Appel à contribution novembre 2025
Ce numéro est la deuxième parution de la Revue GEOPORO du Département de Géographie de…
Titre de l’article :
ACTIVITES CONTREBANDIERES ET IMPACTS SOCIO-ECONOMIQUES DANS LES COMMUNES FRONTALIERES DE BATIE ET DE OUESSA AU BURKINA FASO
Auteur.e.s :
Abdoulaye KIEMDE, Georges, COMPAORE.
Résumé :
Depuis l’indépendance du Burkina Faso et de ses pays voisins, la contrebande a connu une grande
ampleur. Elle reste une activité prépondérante en général dans le Sud-Ouest du Burkina Faso et en
particulier dans les communes frontalières de Batié et de Ouessa. C’est une pratique bien enracinée
parmi les populations des deux côtés de la frontière ghanéo-burkinabè et ivoiro-burkinabè avec des
acteurs aux profils divers. La contrebande représente une véritable une source de réduction du chômage
dans ces communes et les revenus tirés par les acteurs sont investis dans plusieurs domaines dont les
plus visibles sont : la construction des maisons, l’acquisition des moyens de déplacement (motos,
voitures), les investissements dans le commerce (boutiques, maquis, buvettes restaurants), dans
l’agriculture (achat d’outils moderne de travail, de produits chimiques) et d’animaux). L’objectif de cette
étude est d’analyser les facteurs et les impacts de la contrebande dans les communes frontalières de Batié
et de Ouessa. La méthodologie utilisée combine la recherche documentaire avec des travaux de terrain.

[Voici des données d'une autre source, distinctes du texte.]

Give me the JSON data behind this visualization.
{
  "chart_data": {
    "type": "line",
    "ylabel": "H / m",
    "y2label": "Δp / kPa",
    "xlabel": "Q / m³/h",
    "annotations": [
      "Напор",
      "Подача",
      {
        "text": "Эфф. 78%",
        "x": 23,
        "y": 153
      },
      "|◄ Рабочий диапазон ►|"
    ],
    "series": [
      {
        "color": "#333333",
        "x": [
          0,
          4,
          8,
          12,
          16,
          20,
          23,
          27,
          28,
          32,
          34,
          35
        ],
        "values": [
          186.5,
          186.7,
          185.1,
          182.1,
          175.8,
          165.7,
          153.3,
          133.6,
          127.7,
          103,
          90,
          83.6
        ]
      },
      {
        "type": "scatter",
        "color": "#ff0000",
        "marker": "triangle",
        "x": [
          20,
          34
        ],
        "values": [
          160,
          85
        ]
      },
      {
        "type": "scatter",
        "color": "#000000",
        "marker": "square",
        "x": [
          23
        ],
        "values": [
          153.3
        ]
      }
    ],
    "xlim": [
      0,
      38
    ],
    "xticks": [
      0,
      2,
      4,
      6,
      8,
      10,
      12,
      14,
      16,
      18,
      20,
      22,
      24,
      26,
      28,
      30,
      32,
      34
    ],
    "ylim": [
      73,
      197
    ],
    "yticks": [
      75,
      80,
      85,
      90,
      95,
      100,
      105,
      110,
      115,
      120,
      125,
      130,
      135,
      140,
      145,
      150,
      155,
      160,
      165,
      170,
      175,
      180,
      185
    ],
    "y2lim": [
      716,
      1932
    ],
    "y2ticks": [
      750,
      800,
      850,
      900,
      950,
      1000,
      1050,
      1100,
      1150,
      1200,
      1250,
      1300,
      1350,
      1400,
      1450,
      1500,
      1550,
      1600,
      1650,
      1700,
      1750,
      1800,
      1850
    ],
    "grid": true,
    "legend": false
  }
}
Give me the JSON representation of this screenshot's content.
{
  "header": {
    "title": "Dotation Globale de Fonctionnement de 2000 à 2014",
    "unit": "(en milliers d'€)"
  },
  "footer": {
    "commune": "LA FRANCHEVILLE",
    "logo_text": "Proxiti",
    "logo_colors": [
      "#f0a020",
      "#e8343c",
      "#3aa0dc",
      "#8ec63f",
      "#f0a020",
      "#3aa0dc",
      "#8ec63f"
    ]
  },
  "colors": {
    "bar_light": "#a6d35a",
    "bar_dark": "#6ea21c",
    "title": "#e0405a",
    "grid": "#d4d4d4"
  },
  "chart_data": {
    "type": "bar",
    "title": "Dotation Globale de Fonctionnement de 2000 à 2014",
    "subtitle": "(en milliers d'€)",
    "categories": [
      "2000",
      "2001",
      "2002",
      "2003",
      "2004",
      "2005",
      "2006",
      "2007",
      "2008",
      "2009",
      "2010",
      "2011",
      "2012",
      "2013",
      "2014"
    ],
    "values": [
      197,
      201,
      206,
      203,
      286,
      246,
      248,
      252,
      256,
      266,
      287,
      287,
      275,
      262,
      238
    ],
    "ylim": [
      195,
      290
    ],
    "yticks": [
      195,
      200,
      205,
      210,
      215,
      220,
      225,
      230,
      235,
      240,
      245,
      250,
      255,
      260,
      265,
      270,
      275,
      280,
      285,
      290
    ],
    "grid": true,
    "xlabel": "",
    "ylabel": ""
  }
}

De ce fait, des enquêtes ont été réalisés auprès de 50 contrebandiers dont 30 dans la commune de Batié
et 20 dans la commune de Ouessa. Des entretiens ont été réalisés auprès des personnes ressources en
vue de collecter des données quantitatives et qualitatives. Les logiciels Sphinx et Excel ont servi au
dépouillement, au traitement et l’analyse des données ; et le logiciel QGIS 3.10 pour les représentations
cartographiques. Il ressort de l’étude que plusieurs raisons contribuent à la pratique et au développement
de la contrebande dans les communes frontières de Batié et de Ouessa à savoirs la situation géographique
et les facteurs socioéconomiques. Cette activité engendre des profits considérables auprès des acteurs et
les populations en tirent aussi des avantages à travers la disponibilité et l’accessibilité des produits à
moindre coût même si de telle pratique a aussi des répercussions négatives sur le développement de ces
communes. A travers cette contribution, nous montrons l’organisation de la contrebande et ses
conséquences dans les communes de Batié et de Ouessa.
Mots-clés :
Contrebandier, frontière, communes frontalières, Batié, Ouessa, Côte d’Ivoire, Ghana, Burkina Faso.
Ce numéro est la deuxième parution de la Revue GEOPORO du Département de Géographie de…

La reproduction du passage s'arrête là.